Quelles sont les pratiques de ces PME en matière d’innovation ?
Les clients apparaissent comme la principale source de l’innovation voire comme de véritables co-développeurs des produits. Il en est ainsi des partenaires commerciaux étrangers. Les managers français et ukrainiens disent travailler avec eux dans le développement de collaborations basées sur la confiance. Les Ukrainiens soulignent même l’importance de relations proches, presque amicales, avec leurs clients et leurs partenaires commerciaux.
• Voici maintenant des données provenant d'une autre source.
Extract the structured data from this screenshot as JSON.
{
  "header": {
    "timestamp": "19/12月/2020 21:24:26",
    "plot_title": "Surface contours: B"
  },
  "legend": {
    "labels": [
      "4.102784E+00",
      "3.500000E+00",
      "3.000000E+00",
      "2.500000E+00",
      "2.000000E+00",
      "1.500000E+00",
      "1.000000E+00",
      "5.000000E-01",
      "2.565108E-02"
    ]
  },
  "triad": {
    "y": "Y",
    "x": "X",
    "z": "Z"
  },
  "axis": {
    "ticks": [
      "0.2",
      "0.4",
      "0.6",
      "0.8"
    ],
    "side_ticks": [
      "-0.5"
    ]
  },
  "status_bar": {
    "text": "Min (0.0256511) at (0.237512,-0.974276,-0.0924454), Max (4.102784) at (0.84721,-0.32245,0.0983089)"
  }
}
Aussi, des partenariats avec des fournisseurs et centres de connaissance (universités, instituts de recherche) permettent d’assurer le monitoring technologique, pratique courante au sein des organisations étudiées.
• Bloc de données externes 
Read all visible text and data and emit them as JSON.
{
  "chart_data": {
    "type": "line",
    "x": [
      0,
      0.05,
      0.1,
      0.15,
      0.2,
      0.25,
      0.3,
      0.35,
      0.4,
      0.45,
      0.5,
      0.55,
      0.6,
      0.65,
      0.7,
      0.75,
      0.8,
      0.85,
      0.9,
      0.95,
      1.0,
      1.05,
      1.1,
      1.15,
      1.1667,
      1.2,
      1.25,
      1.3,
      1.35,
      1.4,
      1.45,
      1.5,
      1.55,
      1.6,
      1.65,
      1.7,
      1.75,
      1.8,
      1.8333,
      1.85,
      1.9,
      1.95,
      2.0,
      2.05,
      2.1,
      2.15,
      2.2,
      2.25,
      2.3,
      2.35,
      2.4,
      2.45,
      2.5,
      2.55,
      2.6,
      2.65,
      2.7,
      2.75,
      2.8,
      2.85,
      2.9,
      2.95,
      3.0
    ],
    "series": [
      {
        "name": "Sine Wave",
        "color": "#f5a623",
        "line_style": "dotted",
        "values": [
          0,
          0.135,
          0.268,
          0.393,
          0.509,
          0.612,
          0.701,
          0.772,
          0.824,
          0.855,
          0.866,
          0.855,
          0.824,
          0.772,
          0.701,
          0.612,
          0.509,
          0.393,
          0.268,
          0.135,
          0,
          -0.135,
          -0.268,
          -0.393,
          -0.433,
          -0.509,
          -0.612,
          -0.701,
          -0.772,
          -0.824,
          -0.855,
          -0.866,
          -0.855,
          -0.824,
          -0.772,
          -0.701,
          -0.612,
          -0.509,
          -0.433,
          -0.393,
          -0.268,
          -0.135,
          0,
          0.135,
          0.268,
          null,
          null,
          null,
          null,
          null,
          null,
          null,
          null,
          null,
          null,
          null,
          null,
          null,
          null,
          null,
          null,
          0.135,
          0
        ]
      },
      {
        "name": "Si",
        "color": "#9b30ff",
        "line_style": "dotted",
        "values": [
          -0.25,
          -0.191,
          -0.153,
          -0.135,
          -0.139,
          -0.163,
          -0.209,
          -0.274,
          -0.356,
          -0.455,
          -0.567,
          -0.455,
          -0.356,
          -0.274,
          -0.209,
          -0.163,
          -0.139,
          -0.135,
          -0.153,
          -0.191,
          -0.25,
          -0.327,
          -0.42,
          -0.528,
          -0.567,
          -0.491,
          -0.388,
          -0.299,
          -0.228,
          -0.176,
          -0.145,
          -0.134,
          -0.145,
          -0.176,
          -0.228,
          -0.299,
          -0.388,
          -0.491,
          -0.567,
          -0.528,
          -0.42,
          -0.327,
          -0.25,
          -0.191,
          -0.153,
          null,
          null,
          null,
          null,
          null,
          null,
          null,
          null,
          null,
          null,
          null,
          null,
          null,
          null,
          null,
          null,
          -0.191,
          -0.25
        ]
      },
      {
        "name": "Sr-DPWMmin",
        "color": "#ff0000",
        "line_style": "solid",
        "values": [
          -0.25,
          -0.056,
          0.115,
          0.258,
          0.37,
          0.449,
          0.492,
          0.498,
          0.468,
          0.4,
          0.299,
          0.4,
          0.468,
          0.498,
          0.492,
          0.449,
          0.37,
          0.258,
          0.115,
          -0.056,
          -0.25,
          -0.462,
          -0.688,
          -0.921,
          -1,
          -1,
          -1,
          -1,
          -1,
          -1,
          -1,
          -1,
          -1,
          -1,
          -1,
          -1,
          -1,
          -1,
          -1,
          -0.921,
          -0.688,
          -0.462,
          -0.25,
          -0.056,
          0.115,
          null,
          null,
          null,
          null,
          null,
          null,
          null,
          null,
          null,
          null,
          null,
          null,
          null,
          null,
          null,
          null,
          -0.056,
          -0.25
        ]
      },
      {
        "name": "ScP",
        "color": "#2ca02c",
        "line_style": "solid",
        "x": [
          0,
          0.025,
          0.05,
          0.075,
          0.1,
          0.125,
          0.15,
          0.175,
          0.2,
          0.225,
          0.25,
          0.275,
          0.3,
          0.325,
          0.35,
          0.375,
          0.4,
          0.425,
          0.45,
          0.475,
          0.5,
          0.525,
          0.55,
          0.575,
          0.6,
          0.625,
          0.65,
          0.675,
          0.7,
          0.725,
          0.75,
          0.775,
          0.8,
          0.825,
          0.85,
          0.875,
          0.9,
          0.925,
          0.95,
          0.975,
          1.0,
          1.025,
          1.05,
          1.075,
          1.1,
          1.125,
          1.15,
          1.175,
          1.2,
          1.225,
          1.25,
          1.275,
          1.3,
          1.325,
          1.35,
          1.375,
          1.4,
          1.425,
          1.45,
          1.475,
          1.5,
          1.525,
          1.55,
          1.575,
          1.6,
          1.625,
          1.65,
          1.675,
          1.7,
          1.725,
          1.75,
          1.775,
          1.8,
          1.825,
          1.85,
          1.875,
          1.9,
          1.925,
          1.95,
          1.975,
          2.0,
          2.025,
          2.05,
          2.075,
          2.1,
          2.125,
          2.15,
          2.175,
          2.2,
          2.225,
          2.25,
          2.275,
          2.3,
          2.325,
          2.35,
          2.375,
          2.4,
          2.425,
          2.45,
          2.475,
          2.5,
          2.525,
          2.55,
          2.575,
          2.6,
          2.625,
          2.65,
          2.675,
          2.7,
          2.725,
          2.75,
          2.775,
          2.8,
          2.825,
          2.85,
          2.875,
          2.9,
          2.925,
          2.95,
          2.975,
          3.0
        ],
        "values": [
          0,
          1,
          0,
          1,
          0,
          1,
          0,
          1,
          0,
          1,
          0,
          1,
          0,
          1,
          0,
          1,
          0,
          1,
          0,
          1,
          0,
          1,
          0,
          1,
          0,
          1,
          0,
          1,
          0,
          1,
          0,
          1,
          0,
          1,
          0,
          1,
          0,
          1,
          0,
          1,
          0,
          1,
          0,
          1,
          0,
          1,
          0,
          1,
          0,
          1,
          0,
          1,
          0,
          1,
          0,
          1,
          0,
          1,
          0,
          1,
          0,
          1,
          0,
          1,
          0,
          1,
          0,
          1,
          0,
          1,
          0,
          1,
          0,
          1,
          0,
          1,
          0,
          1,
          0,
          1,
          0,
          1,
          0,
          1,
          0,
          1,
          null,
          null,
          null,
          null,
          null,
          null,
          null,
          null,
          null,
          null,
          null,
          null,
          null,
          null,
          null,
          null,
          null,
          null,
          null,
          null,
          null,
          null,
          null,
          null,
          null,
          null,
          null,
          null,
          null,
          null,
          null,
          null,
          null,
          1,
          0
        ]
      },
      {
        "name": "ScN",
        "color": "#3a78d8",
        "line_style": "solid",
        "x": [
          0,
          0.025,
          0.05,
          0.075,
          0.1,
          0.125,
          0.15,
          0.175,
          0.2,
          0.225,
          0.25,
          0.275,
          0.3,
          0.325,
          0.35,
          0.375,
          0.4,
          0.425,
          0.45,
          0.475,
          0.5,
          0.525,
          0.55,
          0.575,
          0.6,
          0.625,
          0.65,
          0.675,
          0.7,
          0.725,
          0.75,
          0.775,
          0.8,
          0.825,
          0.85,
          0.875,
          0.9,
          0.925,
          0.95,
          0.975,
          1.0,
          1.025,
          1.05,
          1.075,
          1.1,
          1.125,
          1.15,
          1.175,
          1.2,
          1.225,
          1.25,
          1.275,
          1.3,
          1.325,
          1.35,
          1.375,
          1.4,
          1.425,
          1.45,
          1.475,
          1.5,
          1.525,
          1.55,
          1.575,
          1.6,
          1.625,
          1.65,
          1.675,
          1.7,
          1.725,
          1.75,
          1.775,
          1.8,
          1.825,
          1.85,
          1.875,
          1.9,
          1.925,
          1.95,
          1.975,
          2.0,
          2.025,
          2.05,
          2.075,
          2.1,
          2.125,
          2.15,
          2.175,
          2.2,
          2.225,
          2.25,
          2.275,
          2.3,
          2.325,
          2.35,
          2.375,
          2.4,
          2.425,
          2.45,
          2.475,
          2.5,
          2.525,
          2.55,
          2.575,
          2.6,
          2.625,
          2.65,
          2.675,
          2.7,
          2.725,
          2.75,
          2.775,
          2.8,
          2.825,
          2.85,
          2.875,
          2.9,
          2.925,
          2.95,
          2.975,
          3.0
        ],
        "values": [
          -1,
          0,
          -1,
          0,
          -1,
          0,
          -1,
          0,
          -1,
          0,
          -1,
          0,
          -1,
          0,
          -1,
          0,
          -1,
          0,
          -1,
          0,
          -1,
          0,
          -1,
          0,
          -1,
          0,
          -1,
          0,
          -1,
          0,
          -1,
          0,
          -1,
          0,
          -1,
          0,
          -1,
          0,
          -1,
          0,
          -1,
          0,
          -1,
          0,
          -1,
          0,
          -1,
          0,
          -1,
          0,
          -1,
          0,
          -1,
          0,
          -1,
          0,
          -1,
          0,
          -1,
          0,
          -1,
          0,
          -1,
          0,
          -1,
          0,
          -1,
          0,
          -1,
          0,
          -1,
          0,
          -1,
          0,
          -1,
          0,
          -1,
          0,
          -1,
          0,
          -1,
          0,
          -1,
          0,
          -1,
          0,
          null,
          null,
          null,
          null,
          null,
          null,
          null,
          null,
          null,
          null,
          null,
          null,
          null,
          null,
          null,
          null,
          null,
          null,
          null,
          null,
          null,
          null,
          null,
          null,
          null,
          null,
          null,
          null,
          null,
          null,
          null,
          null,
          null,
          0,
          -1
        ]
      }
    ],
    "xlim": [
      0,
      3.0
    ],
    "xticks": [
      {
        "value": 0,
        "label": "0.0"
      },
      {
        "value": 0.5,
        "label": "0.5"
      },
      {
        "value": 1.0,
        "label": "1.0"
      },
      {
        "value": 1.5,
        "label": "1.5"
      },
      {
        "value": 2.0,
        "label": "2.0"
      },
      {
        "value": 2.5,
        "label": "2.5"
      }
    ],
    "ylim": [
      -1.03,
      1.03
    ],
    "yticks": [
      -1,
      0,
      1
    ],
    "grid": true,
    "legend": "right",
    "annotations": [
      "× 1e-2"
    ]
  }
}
Quid de l’environnement institutionnel et du rôle de l’Etat ?
Nous savons que ’l’Etat peut jouer un rôle important dans l’accompagnement des entreprises à l’export et dans le soutien à l’innovation. Il existe dans ce domaine de fortes différences entre les PME françaises et ukrainiennes. Les managers français disent avoir accès à de nombreux instruments d’accompagnement à l’export et à l’innovation et en sont globalement satisfaits, même s’ils soulignent la complexité des procédures. L’environnement institutionnel est très différent pour les PME ukrainiennes, qui sont très critiques vis-à-vis de l’action de l’Etat, dénonçant le manque de transparence, la pression institutionnelle, la bureaucratie et la corruption.
Quelles sont les principales différences en matière d’exportation observées entre l’Ukraine et la France ?
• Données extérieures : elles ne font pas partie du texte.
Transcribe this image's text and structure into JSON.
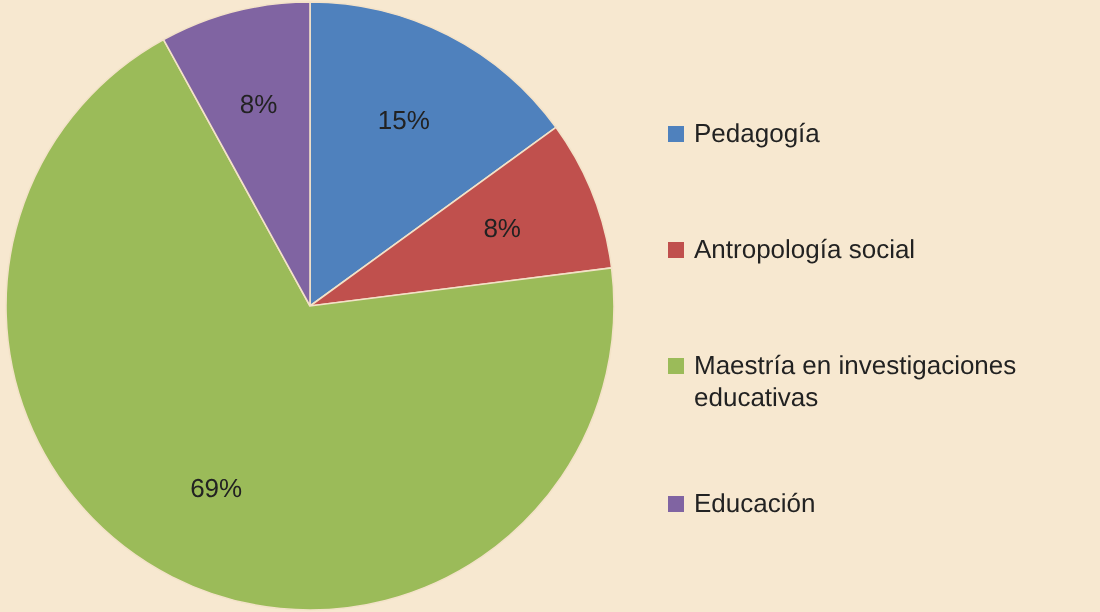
{
  "chart_data": {
    "type": "pie",
    "categories": [
      "Pedagogía",
      "Antropología social",
      "Maestría en investigaciones educativas",
      "Educación"
    ],
    "values": [
      15,
      8,
      69,
      8
    ],
    "colors": [
      "#4f81bd",
      "#c0504d",
      "#9bbb59",
      "#8064a2"
    ],
    "value_labels": [
      "15%",
      "8%",
      "69%",
      "8%"
    ],
    "legend": "right"
  }
}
Les entreprises se distinguent par la durée de l’activité exportatrice et le chiffre d’affaires généré à l’export. Les PME ukrainiennes exportent depuis moins longtemps que les PME françaises, ce qui peut s’expliquer en partie par leur durée d’existence, la création d’entreprises privées n’étant possible en Ukraine que depuis 1991. Elles semblent aussi exporter plus si on considère la part de chiffre d’affaires générée à l’export, notamment parce que l’exportation leur apparaît comme un bon moyen d’échapper à un environnement domestique contraignant. En revanche, les deux catégories de répondants utilisent aussi bien les modes d’exportation directs que les modes indirects.
Quels sont les résultats de cette étude en ce qui concerne la connaissance des marchés et des clients ?
Les entrepreneurs français estiment avoir une bonne connaissance des marchés export. Les clients et les partenaires commerciaux sont leurs principales sources de connaissances. Les managers français font aussi appel aux instruments de monitoring proposés par les institutions publiques comme les chambres de commerce (missions commerciales, études de marché, etc.).
A contrario, les répondants ukrainiens disent ne pas avoir une bonne connaissance des marchés export ni des clients finaux. Ils considèrent que cette information, qui leur est transmise par les intermédiaires commerciaux sur place, peut ne pas être assez complète. Par ailleurs, les PME ukrainiennes ne font pas appel aux institutions publiques car elles ne font pas confiance aux représentants de l’Etat.
Par contre, les managers, qu’ils soient français ou ukrainiens, tiennent compte des spécificités culturelles pour adapter les produits aux goûts et aux normes en vigueur sur les marchés ciblés.